An intelligence officer in Ramadi told Reuters Suleiman had fooled himself in championing a war he could not win. “When he speaks about the rebels controlling land he means, without saying it, ISIL,” the officer said.
A fighter loyal to Suleiman agreed, telling Reuters that any distinction between the Sunni tribes and Islamic State has effectively vanished. The groups now share weapons from the Islamic State’s haul of Iraqi military equipment, he said.
For now, Suleiman rules out confrontation with the Islamic State because Maliki and his special forces and Shi‘ite militias remain the bigger threat. “We have bad people in our Sunni areas, but who gave the government the right to bring militias to our land to kill our people?” Suleiman demanded of his guests with a smirk. “And they ask me about the Islamic State.”

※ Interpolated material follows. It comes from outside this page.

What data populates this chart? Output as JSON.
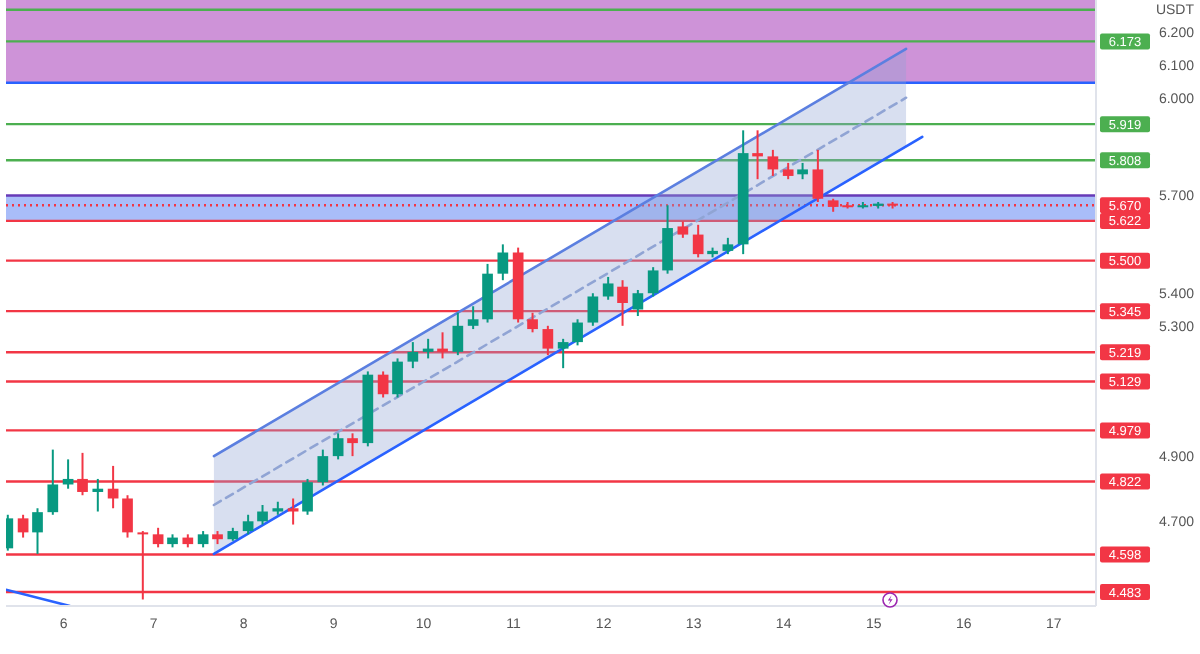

Amid intense bombardments by the government in May, Suleiman moved to Arbil, capital of Iraqi Kurdistan. He swore to return to Ramadi, but has remained in the north, citing the need for political meetings and travel to Qatar and the United Arab Emirates to rally Gulf Arabs to his cause. Some say his extended exile has damaged his reputation; others disagree.
One insurgent in Baghdad described Suleiman as inspiring. In Diyala province, a fighter who had defected from the remnants of the government-funded Sunni Awakening movement called him one of the most-respected tribal figures in the country.
A U.S. military officer, speaking on condition of anonymity, said he believed if Iraq broke down along sectarian lines, the future of Iraq’s Sunni regions rested with those like Suleiman who bore a badge of tribal legitimacy.
“Ali Hatem is the only serious Anbari sheikh,” the officer said.
“THE PEOPLE ARE GOING TO LOSE”
Suleiman himself is realistic.
In early May, he sat in an Arbil hotel room sipping coffee and fiddling with his iPhone. He recounted plotting ambushes against Iraqi special forces, which he said killed more than 100.
Fresh from the battlefield, his skin looked grey and his frame emaciated. An attempt at mediation between the government and Sunni tribes in Anbar had just failed. Mosul would not fall for another month, but Suleiman already sensed Iraq was headed toward a major change. He saw no way to halt the momentum or to remove himself from the process.
He sketched in broad strokes much of what has since transpired: An intensified fight by Sunni insurgents for Baghdad’s rural districts and attacks on the country’s critical natural resources – oil fields, pipelines and dams.
“All the communities will be divided. It is going to be too late and the people are going to lose,” he predicted. Civilians across Iraq’s Sunni region would soon be trapped in a war between the government and a multitude of armed factions.
He lay back on his couch and fell silent, his baritone voice for once not bragging about the power of tribes and armed groups. He blamed Sunnis close to the government for sabotaging the chance at compromise.
“Who hurts the Sunnis a lot in Iraq, who damages them? Do you know who?” Suleiman asked. “The Sunnis themselves.”